Statistical machine translation tries to generate translations using statistical methods based on bilingual text corpora, such as the Canadian Hansard corpus, the English-French record of the Canadian parliament andEUROPARL, the record of the European Parliament. Where such corpora are available, good results can be achieved translating similar texts, but such corpora are still rare for many language pairs. The first statistical machine translation software was CANDIDE from IBM. Google used SYSTRAN for several years, but switched to a statistical translation method in October 2007. In 2005, Google improved its internal translation capabilities by using approximately 200 billion words from United Nations materials to train their system; translation accuracy improved.
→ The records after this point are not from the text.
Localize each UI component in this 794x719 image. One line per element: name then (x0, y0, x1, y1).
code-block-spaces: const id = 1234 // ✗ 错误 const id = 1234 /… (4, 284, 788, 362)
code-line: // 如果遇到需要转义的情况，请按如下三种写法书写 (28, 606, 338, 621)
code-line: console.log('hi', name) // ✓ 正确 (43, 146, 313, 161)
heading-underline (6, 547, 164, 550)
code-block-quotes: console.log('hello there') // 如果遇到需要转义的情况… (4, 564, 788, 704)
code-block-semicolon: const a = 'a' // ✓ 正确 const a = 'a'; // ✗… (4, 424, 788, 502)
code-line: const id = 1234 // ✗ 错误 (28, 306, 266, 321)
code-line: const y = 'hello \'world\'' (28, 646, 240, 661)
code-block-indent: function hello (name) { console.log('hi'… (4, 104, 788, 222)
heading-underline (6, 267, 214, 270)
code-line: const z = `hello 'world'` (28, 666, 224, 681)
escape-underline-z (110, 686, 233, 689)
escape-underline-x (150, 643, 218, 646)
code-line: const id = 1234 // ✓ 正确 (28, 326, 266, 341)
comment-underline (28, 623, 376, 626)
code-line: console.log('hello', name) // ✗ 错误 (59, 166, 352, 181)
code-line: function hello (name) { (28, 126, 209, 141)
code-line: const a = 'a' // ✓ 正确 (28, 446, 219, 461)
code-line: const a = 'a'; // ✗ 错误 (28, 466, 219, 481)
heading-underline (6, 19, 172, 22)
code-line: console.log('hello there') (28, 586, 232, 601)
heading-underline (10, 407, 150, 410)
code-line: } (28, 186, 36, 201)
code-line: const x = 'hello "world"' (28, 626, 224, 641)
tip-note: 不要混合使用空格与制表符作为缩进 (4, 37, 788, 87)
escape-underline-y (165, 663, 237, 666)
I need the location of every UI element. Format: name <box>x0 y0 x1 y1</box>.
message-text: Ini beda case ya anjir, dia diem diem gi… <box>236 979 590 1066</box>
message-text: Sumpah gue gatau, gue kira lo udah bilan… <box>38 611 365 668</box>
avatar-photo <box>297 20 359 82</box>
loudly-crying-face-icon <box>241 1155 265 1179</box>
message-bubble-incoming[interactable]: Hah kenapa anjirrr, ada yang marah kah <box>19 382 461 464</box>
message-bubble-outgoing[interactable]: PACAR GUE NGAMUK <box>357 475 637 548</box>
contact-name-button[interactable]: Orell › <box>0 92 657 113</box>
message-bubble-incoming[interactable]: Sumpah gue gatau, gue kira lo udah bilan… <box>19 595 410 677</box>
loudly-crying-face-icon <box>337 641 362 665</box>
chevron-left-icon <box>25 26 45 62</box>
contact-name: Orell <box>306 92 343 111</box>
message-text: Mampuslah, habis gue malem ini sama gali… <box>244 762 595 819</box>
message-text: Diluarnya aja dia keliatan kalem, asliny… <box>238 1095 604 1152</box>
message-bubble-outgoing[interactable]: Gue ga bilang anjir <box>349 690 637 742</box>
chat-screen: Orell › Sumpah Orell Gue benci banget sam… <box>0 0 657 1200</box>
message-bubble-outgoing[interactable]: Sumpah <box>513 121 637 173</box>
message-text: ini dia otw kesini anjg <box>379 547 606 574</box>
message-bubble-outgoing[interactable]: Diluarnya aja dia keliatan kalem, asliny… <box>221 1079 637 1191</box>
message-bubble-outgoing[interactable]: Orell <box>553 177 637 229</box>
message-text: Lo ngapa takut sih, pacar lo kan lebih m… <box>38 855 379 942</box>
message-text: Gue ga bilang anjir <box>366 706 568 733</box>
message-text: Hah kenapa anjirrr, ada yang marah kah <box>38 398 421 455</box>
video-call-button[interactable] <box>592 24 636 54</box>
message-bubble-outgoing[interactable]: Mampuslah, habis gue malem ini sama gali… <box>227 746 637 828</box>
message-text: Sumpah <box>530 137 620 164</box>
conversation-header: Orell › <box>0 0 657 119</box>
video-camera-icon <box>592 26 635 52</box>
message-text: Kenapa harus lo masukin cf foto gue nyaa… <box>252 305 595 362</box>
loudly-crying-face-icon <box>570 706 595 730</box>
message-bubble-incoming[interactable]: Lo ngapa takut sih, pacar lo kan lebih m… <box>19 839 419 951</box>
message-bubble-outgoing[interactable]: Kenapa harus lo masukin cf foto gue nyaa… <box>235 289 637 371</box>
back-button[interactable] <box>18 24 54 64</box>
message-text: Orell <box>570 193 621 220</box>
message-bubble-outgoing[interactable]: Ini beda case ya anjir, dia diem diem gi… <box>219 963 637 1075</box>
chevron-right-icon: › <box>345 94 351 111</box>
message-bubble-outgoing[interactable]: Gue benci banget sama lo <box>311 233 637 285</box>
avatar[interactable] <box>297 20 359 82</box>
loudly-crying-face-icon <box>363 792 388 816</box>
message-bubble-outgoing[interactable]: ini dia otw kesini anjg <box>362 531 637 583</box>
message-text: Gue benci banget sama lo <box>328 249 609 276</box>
Google Translate and similar statistical translation programs work by detecting patterns in hundreds of millions of documents that have previously been translated by humans and making intelligent guesses based on the findings. Generally, the more human-translated documents available in a given language, the more likely it is that the translation will be of good quality. Newer approaches into Statistical Machine translation such as METIS II and PRESEMT use minimal corpus size and instead focus on derivation of syntactic structure through pattern recognition. With further development, this may allow statistical machine translation to operate off of a monolingual text corpus.SMT’s biggest downfall includes it being dependent upon huge amounts of parallel texts, its problems with morphology-rich languages (especially with translating into such languages), and its inability to correct singleton errors.

Example-based

Example-based machine translation (EBMT) approach was proposed by Makoto Nagao in 1984. Example-based machine translation is based on the idea of analogy. In this approach, the corpus that is used is one that contains texts that have already been translated. Given a sentence that is to be translated, sentences from this corpus are selected that contain similar sub-sentential components. The similar sentences are then used to translate the sub-sentential components of the original sentence into the target language, and these phrases are put together to form a complete translation.

Hybrid MT

Hybrid machine translation (HMT) leverages the strengths of statistical and rule-based translation methodologies. Several MT organizations (such as Asia Online, LinguaSys, Systran, and Polytechnic University of Valencia) claim a hybrid approach that uses both rules and statistics. The approaches differ in a number of ways:

  • Rules post-processed by statistics: Translations are performed using a rules based engine. Statistics are then used in an attempt to adjust/correct the output from the rules engine.
  • Statistics guided by rules: Rules are used to pre-process data in an attempt to better guide the statistical engine. Rules are also used to post-process the statistical output to perform functions such as normalization. This approach has a lot more power, flexibility and control when translating.